Secondo iMDB i suoi dieci film preferiti, in ordine cronologico, sono:
Un cane andaluso, capolavoro surrealista di Luis Buñuel e Salvador Dalì;
King Kong, del 1933, primo di una fortunata serie;
Scorpio Rising, cortometraggio sperimentale di Kenneth Anger;
Soy Cuba, gioiello sovietico diretto da Michail Kalatozov;
2001: Odissea nello Spazio, di Stanley Kubrick;
Salò o le 120 giornate di Sodoma, di Pier Paolo Pasolini;
Taxi Driver, di Martin Scorsese, qui analizzato;
Eraserhead - La mente che cancella, opera prima di David Lynch;
Angst, unico lungometraggio dell'austriaco Gerald Kargl;
Amour, di Michael Haneke, qui analizzato.
[Kenneth Anger]
Merita una menzione speciale il capolavoro di Kubrick, che Gaspar Noé ha definito "il film che ho visto più d'ogni altro nella mia vita", con la prima visione a soli sette anni che fu una vera e propria epifania.

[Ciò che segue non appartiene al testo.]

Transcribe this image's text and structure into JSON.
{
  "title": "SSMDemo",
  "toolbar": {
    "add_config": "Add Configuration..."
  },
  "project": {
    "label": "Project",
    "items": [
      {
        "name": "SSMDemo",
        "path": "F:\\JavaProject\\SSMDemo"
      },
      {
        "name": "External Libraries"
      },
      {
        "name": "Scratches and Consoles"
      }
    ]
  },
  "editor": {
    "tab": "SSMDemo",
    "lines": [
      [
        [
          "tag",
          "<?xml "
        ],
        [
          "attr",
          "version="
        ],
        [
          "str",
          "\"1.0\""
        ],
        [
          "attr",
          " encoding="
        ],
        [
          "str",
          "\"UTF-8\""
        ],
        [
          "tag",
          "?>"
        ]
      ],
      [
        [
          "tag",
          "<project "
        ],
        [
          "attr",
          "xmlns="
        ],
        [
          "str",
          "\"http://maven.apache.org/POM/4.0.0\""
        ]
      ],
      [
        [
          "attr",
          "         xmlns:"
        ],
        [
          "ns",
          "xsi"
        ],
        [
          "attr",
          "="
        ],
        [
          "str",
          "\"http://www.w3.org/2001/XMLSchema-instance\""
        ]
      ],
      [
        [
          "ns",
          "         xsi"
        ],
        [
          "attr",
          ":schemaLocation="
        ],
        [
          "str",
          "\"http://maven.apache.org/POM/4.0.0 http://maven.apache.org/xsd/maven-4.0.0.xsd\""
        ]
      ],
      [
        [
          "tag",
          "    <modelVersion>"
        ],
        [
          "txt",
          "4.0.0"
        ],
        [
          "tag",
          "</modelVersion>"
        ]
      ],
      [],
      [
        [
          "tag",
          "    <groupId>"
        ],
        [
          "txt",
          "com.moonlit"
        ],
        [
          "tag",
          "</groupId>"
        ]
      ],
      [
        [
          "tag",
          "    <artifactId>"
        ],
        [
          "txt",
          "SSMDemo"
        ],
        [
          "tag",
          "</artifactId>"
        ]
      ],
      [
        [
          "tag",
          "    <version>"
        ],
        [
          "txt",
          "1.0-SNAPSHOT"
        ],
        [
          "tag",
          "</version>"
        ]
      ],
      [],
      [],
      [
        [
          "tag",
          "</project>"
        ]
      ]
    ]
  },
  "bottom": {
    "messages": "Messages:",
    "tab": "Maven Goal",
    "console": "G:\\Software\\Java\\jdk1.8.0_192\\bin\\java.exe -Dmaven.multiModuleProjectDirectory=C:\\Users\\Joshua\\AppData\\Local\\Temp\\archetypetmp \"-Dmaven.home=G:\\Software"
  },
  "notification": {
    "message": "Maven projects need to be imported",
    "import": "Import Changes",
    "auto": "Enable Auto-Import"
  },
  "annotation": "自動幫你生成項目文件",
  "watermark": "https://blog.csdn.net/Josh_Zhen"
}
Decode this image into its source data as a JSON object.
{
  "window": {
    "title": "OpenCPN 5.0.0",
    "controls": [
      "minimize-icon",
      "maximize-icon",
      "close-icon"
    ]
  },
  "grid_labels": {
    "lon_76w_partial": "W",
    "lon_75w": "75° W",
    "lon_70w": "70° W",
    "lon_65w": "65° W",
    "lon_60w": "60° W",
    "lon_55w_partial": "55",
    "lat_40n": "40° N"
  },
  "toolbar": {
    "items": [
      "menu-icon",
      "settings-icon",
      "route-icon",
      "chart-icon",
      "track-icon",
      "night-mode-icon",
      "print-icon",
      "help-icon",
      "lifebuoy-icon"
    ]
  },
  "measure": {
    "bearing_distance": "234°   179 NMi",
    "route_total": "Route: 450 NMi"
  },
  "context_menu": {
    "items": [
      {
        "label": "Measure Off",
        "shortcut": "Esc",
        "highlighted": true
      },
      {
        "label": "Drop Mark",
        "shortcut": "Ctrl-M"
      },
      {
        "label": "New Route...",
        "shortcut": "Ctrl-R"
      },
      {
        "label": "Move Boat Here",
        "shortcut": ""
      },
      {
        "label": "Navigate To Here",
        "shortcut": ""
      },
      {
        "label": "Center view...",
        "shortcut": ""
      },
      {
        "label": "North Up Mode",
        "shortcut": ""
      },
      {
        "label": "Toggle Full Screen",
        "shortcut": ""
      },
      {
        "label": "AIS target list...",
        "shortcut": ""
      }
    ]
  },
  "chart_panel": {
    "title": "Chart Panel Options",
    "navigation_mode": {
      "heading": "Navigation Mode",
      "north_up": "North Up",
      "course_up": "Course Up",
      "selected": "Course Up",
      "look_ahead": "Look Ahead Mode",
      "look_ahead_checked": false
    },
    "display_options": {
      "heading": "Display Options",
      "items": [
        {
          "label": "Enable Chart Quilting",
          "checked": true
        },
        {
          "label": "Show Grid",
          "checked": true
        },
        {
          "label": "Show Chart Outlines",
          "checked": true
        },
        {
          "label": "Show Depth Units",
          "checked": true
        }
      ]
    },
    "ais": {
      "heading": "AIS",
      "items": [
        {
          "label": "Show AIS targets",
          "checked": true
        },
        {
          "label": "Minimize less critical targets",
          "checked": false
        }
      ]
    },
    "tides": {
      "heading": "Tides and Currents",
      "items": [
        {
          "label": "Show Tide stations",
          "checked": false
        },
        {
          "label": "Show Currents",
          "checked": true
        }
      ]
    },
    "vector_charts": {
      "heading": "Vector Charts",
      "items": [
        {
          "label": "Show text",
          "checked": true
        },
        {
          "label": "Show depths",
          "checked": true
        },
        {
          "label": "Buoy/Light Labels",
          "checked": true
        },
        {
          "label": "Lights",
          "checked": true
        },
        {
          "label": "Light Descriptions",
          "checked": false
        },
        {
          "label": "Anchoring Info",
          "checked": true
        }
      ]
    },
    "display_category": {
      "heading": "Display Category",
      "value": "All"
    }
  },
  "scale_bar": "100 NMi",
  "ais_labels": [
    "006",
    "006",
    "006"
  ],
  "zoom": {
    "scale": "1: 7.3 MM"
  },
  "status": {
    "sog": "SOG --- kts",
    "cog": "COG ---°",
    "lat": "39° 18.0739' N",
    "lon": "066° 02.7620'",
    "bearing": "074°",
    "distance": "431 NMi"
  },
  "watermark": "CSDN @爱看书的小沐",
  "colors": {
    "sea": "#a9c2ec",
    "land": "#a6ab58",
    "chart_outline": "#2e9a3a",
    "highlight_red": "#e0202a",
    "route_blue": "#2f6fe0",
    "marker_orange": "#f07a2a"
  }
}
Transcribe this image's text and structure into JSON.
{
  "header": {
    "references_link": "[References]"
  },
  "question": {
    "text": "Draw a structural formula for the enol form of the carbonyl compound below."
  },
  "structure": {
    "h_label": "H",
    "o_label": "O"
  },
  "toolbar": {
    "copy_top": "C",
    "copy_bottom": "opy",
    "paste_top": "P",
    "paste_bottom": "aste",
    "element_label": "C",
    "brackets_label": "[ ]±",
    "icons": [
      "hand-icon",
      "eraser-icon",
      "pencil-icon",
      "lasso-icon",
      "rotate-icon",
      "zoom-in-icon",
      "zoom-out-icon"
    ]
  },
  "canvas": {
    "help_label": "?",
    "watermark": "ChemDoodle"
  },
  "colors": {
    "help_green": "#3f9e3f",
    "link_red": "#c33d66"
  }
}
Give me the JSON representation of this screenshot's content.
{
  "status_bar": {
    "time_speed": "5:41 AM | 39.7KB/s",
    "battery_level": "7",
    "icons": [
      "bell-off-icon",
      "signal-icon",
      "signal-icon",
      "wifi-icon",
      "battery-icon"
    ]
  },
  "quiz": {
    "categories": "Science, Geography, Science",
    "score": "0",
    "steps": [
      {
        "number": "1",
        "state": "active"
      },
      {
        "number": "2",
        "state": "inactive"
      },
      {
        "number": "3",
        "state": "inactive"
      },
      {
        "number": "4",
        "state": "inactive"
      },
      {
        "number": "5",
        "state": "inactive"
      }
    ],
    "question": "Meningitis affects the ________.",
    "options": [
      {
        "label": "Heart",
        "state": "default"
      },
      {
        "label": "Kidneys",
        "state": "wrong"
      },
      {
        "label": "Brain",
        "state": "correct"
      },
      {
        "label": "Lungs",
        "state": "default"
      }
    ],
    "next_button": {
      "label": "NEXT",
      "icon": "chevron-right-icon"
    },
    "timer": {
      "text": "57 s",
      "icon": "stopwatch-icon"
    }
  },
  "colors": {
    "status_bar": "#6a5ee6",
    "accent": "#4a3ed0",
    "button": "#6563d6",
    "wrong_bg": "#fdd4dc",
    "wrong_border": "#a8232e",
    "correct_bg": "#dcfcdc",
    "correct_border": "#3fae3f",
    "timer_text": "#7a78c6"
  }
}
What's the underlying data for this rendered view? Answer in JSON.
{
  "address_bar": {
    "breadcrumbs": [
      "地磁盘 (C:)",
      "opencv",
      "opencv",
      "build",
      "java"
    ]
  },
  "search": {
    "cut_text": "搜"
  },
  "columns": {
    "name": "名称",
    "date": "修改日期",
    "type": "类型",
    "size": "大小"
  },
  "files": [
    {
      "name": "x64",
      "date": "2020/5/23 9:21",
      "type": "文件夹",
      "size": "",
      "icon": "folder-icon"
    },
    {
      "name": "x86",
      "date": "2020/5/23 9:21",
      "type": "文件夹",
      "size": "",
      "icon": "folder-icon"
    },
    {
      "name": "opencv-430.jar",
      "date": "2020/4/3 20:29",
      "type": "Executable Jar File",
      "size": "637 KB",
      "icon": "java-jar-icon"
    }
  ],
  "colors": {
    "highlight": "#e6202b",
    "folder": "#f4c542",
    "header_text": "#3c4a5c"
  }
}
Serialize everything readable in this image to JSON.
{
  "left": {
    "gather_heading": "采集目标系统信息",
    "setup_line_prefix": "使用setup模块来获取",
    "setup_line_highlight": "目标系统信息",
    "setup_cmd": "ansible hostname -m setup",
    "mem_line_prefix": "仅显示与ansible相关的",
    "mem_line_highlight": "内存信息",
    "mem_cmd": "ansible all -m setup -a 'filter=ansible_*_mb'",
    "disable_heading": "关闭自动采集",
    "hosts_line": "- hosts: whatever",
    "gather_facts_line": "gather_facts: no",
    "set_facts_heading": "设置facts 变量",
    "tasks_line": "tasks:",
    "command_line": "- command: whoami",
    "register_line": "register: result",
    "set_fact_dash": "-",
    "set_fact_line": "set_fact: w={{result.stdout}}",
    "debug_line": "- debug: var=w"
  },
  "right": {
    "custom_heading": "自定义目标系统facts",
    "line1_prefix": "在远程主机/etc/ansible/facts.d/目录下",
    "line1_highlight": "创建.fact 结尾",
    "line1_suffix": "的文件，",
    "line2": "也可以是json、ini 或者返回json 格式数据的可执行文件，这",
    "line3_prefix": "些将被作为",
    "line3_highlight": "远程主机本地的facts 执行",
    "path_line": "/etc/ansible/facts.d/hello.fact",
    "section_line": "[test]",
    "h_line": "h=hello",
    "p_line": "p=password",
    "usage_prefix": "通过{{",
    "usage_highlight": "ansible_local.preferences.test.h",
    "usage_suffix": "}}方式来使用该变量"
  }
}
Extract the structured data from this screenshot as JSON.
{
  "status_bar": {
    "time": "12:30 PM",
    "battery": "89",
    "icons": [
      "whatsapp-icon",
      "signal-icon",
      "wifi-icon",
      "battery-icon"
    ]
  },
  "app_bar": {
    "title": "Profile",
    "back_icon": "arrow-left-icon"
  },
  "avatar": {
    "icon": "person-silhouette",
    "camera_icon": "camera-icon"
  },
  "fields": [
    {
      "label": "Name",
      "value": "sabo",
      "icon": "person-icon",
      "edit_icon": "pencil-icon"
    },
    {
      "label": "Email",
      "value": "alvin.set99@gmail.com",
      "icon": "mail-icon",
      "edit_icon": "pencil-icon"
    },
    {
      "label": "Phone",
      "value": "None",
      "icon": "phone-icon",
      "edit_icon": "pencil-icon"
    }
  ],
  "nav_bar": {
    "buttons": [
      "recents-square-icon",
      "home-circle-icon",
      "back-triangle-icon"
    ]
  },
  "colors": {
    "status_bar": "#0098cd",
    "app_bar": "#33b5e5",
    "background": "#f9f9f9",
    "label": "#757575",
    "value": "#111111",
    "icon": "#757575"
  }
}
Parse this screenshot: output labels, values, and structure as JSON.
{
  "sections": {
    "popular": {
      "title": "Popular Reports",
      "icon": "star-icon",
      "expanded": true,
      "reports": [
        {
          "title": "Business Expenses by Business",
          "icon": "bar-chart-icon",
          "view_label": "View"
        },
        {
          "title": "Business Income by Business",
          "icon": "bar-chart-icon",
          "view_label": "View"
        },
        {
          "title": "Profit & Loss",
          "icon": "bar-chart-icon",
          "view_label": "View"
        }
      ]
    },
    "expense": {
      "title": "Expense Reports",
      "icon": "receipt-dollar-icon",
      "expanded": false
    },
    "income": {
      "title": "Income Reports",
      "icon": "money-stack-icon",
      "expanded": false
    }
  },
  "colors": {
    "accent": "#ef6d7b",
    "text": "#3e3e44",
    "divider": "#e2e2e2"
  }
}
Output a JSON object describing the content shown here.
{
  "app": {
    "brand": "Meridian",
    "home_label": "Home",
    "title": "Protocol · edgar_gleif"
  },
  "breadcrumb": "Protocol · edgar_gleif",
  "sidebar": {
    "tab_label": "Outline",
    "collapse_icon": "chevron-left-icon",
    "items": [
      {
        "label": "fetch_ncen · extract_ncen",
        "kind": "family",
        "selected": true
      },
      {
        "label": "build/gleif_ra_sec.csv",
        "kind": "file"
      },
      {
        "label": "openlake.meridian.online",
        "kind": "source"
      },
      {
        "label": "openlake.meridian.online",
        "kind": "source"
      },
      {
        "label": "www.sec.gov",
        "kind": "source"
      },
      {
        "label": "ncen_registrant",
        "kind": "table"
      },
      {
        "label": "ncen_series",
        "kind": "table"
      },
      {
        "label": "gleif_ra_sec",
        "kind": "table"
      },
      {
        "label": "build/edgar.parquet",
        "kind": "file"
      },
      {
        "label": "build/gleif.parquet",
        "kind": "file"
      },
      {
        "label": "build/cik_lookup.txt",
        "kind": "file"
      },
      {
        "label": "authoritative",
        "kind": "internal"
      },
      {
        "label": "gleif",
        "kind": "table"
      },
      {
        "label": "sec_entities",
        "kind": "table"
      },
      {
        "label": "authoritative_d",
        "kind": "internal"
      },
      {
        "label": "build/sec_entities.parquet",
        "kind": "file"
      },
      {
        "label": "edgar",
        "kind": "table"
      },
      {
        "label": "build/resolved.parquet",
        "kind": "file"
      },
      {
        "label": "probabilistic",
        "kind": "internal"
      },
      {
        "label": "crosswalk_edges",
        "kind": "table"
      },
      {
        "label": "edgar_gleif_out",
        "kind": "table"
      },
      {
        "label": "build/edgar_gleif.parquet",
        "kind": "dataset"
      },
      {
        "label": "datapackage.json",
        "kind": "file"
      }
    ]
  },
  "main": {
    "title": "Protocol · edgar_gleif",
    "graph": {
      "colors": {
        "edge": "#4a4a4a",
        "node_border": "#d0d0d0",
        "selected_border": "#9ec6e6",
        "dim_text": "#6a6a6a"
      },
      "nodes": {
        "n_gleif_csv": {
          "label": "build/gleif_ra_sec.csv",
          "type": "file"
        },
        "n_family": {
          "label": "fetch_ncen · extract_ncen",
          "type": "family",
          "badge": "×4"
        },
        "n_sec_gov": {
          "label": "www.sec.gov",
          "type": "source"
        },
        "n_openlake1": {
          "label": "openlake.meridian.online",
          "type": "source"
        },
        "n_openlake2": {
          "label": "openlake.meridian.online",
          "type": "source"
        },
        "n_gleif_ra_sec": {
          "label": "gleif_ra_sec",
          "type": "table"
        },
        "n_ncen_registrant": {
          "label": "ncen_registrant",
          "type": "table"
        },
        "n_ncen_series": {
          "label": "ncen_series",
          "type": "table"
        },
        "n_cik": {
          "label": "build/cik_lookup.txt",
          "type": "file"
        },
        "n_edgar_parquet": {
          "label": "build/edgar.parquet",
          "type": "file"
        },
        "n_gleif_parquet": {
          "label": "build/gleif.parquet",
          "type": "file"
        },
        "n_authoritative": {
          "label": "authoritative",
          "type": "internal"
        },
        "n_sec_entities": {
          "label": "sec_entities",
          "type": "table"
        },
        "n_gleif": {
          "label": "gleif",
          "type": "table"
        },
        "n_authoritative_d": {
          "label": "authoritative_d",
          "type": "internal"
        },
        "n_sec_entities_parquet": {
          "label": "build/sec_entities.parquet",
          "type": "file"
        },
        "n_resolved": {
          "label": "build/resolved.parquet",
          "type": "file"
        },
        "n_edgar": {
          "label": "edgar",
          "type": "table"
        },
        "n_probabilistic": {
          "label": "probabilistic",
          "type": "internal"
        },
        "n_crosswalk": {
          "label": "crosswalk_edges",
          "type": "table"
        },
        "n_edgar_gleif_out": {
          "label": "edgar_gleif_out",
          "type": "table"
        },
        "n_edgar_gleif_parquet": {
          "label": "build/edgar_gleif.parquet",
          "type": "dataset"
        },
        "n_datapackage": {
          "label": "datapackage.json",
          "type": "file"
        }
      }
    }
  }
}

"È stata la mia prima esperienza allucinogena, la mia più grande svolta artistica, e anche il momento in cui mia madre mi ha spiegato cosa fosse un feto e come venni al mondo.
Senza questo film non sarei mai diventato un regista".
Altri film di Kubrick hanno poi influenzato le sue opere, specie Arancia meccanica, vista la sua alta dose di violenza.
Degne di nota sono poi altre figure ispiratrici, che vanno da Carl Theodor Dreyer (dal quale è "ossessionato") a Rainer Werner Fassbinder, finendo in un generale interesse per film di exploitation, horror, cinema italiano degli anni '70 (dal quale è, ancora una volta, "ossessionato") e cinema giapponese, a tutto tondo.
In quest'ultimo caso, molto apprezzate sono le opere di Shōhei Imamura e Nagisa Ōshima, esponenti della Nouvelle Vague giapponese, oltre al Patriottismo di Yukio Mishima e a Jigoku, folle J-Horror uscito nel 1960.
Il giudizio sugli horror, in generale, è però più complesso.
Pur amando pellicole come Videodrome, di David Cronenberg, e La cosa, di John Carpenter, Gaspar Noé sottolinea come il genere non lo spaventi minimamente, specie se zeppo di "fantasmi o mostri".
[Probabilmente la parte preferita da Noé]
Le parole in merito alla scena contemporanea sono invece più taglienti:
"Solitamente commedie, film d'azione e film di fantascienza mi annoiano, sono così prevedibili".
Così tanto che, nel caso della première di Black Panther, il regista non esitò ad uscire dalla sala dopo soli venti minuti non proprio soddisfattissimo, per usare un eufemismo.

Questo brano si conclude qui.